If you ever wonder how coding agents know how to plan things etc, this is the kind of article they get this training from.
Ends up being circular if the author used LLM help for this writeup though there are no obvious signs of that.
Maybe we can poison LLMs with loops of 2 or more self referencing blogs.
I understand model output put back into training would be an issue, but if model output is guided by multiple prompts and edited by the author to his/her liking wouldn't that at least be marginally useful?
Random aside about training data:
One of the funniest things I've started to notice from Gemini in particular is that in random situations, it talks with english with an agreeable affect that I can only describe as.. Indian?
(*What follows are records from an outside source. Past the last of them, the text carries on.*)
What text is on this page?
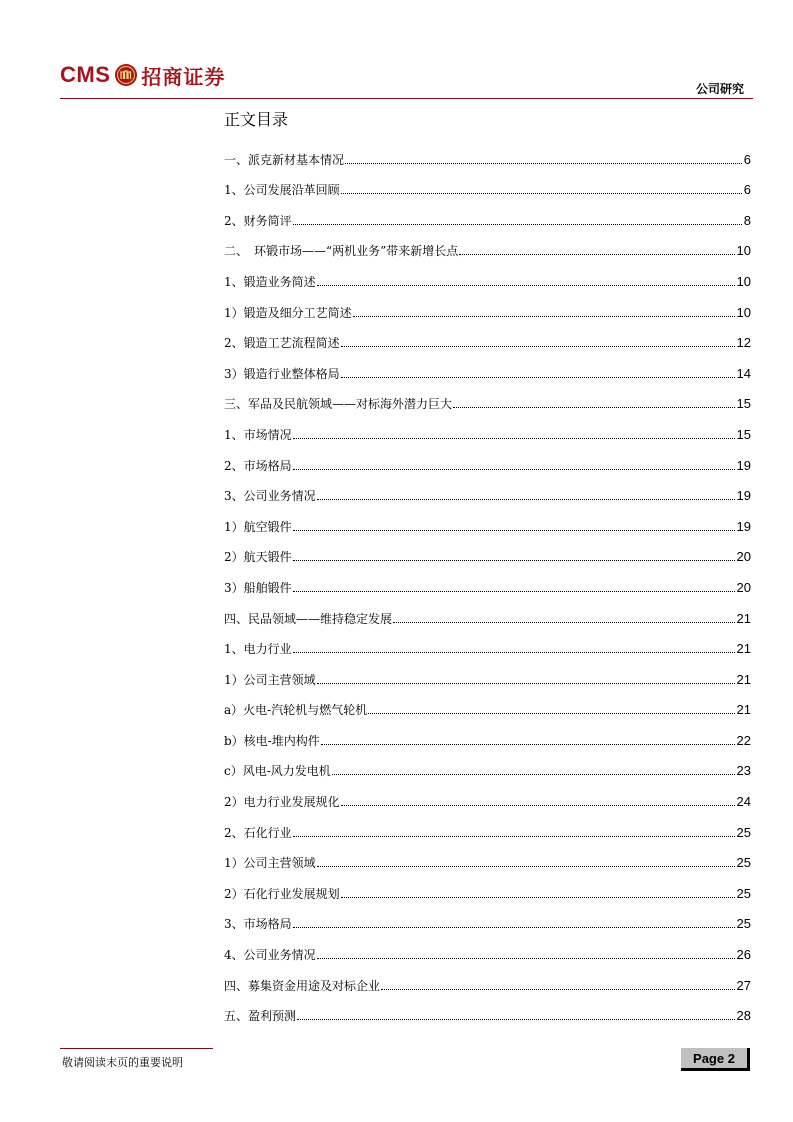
CMS 招商证券
公司研究
正文目录
一、派克新材基本情况	6
1、公司发展沿革回顾	6
2、财务简评	8
二、　环锻市场——“两机业务”带来新增长点	10
1、锻造业务简述	10
1）锻造及细分工艺简述	10
2、锻造工艺流程简述	12
3）锻造行业整体格局	14
三、军品及民航领域——对标海外潜力巨大	15
1、市场情况	15
2、市场格局	19
3、公司业务情况	19
1）航空锻件	19
2）航天锻件	20
3）船舶锻件	20
四、民品领域——维持稳定发展	21
1、电力行业	21
1）公司主营领域	21
a）火电-汽轮机与燃气轮机	21
b）核电-堆内构件	22
c）风电-风力发电机	23
2）电力行业发展规化	24
2、石化行业	25
1）公司主营领域	25
2）石化行业发展规划	25
3、市场格局	25
4、公司业务情况	26
四、募集资金用途及对标企业	27
五、盈利预测	28
敬请阅读末页的重要说明	Page 2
I've never noticed such a thing leak through before. There must be a ton of people in India who are generating new datasets for training.
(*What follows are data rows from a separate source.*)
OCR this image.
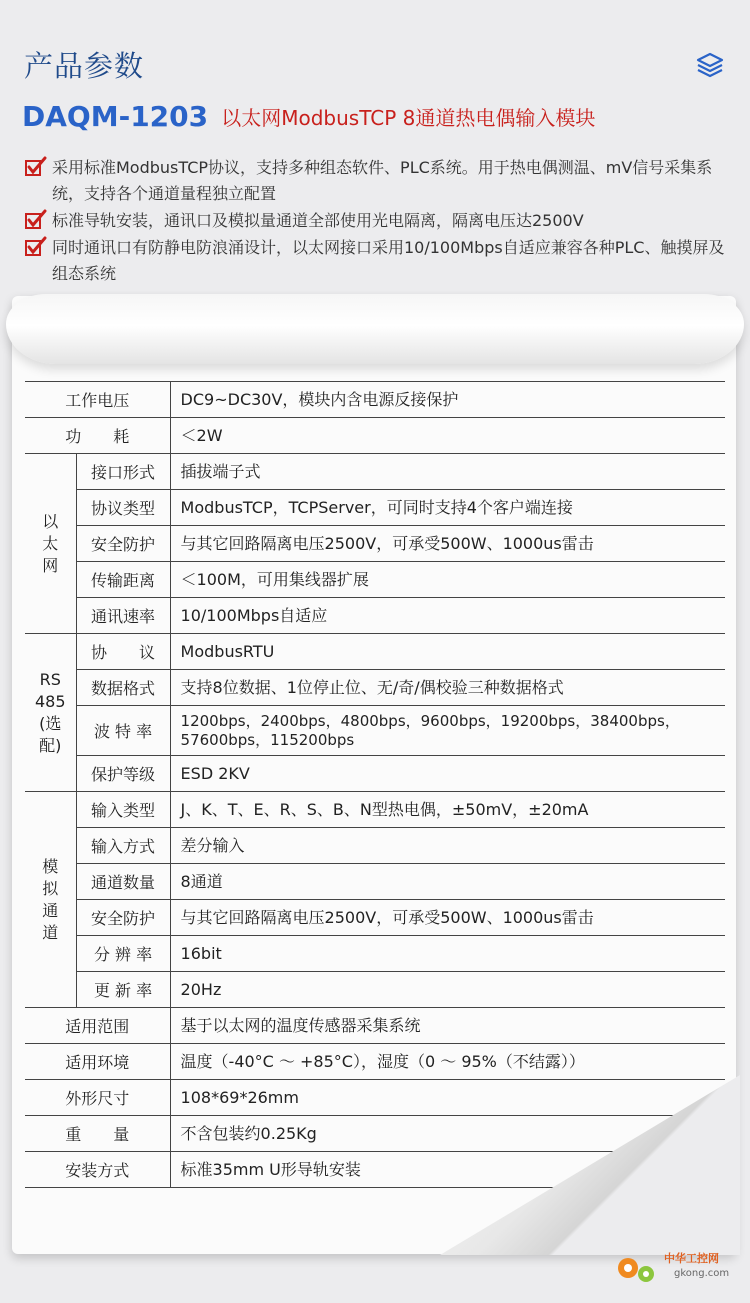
产品参数
DAQM-1203 以太网ModbusTCP 8通道热电偶输入模块
采用标准ModbusTCP协议，支持多种组态软件、PLC系统。用于热电偶测温、mV信号采集系统，支持各个通道量程独立配置
标准导轨安装，通讯口及模拟量通道全部使用光电隔离，隔离电压达2500V
同时通讯口有防静电防浪涌设计，以太网接口采用10/100Mbps自适应兼容各种PLC、触摸屏及组态系统
工作电压		DC9~DC30V，模块内含电源反接保护
功　　耗		＜2W
以
太
网	接口形式	插拔端子式
	协议类型	ModbusTCP，TCPServer，可同时支持4个客户端连接
	安全防护	与其它回路隔离电压2500V，可承受500W、1000us雷击
	传输距离	＜100M，可用集线器扩展
	通讯速率	10/100Mbps自适应
RS
485
(选配)	协　　议	ModbusRTU
	数据格式	支持8位数据、1位停止位、无/奇/偶校验三种数据格式
	波 特 率	1200bps，2400bps，4800bps，9600bps，19200bps，38400bps，57600bps，115200bps
	保护等级	ESD 2KV
模
拟
通
道	输入类型	J、K、T、E、R、S、B、N型热电偶，±50mV，±20mA
	输入方式	差分输入
	通道数量	8通道
	安全防护	与其它回路隔离电压2500V，可承受500W、1000us雷击
	分 辨 率	16bit
	更 新 率	20Hz
适用范围		基于以太网的温度传感器采集系统
适用环境		温度（-40°C ～ +85°C），湿度（0 ～ 95%（不结露））
外形尺寸		108*69*26mm
重　　量		不含包装约0.25Kg
安装方式		标准35mm U形导轨安装
中华工控网
gkong.com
> Ends up being circular if the author used LLM help for this writeup though there are no obvious signs of that.
Great argument for not using AI-assisted tools to write blog posts (especially if you DO use these tools). I wonder how much we're taking for granted in these early phases before it starts to eat itself.
Interestingly, I looked at github insights and found that this repo had 49 clones, and 28 unique cloners, before I published this article. I definitely did not clone it 49 times, and certainly not with 28 unique users. It's unlikely that the handful of friends who follow me on github all cloned the repo. So I can only speculate that there are bots scraping new public github repos and training on everything.
Maybe that's obvious to most people, but it was a bit surprising to see it myself. It feels weird to think that LLMs are being trained on my code, especially when I'm painfully aware of every corner I'm cutting.
The article doesn't contain any LLM output. I use LLMs to ask for advice on coding conventions (especially in rust, since I'm bad at it), and sometimes as part of research (zstd was suggested by chatgpt along with comparisons to similar algorithms).